Lourdes confirmed earlier reports that NATO had bombed a part of the complex and that allowed rebels to make their way into the compound, but Lourdes reports al-Aziziya is huge and sprawling and will take "quite some time to take it over."
As for the rest of Tripoli, Lourdes reports it's still in chaos. She reports that fighting is still going on near the airport and at Green Square. She says mortars have been landing in residential areas and there is a "prevalence of fear."
Update at 10:28 a.m. ET. Rebels Claim They Breached Gadhafi Compound:
Sky News along with Reuters and others are reporting that rebels have breached the first gate of Gadhafi's Bab al-Aziziya compound. According to Sky News, the breakthrough came after a NATO strike.
What's clear is that a huge firefight is going on outside the compound.

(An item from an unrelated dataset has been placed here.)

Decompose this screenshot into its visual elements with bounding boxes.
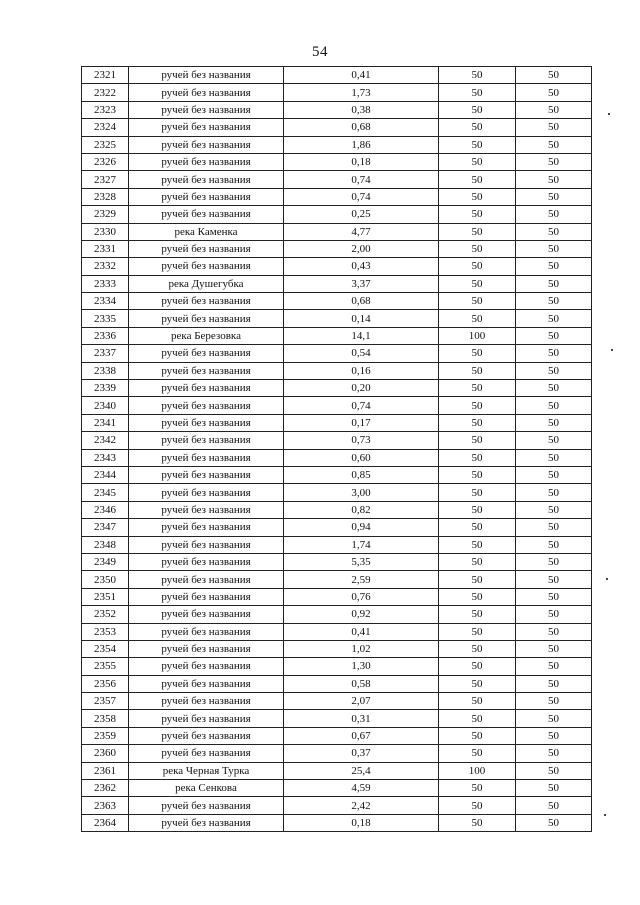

CNN's Matthew Chance is at the Rixos Hotel, which is close by and he reports on Twitter that he can hear heavy fighting outside:
Sniper took pot-shot at hotel & we all took cover. Journalists in #Rixos are fine, keeping together but have limited perspective on news.
Our Original Post Continues:
Today, the BBC reports, there's been "renewed gunfire, mortars and grenades in the area around the Rixos hotel, one of the pockets still held by Gaddafi forces." The Guardian's Luke Harding, who is in Tripoli, reported earlier that it "is very hard to make sense of what is going on, but the battle is still going on."
"This is going to be a bitter, difficult battle," Lourdes told the NPR Newsdesk earlier today. "Tripoli is the heart of Gadhafi's control."
Meanwhile, a spokesman for the International Criminal Court — which, it was reported on Monday, had confirmed Saif's arrests — now says it never had "official" confirmation from opposition forces that Gadhafi's son was in their custody. As Eyder reported last evening, opposition leaders are now claiming that Saif had been "arrested," but later escaped.
Note: NPR follows Associated Press style on the spelling of Gadhafi's name. Other news outlets use different spellings.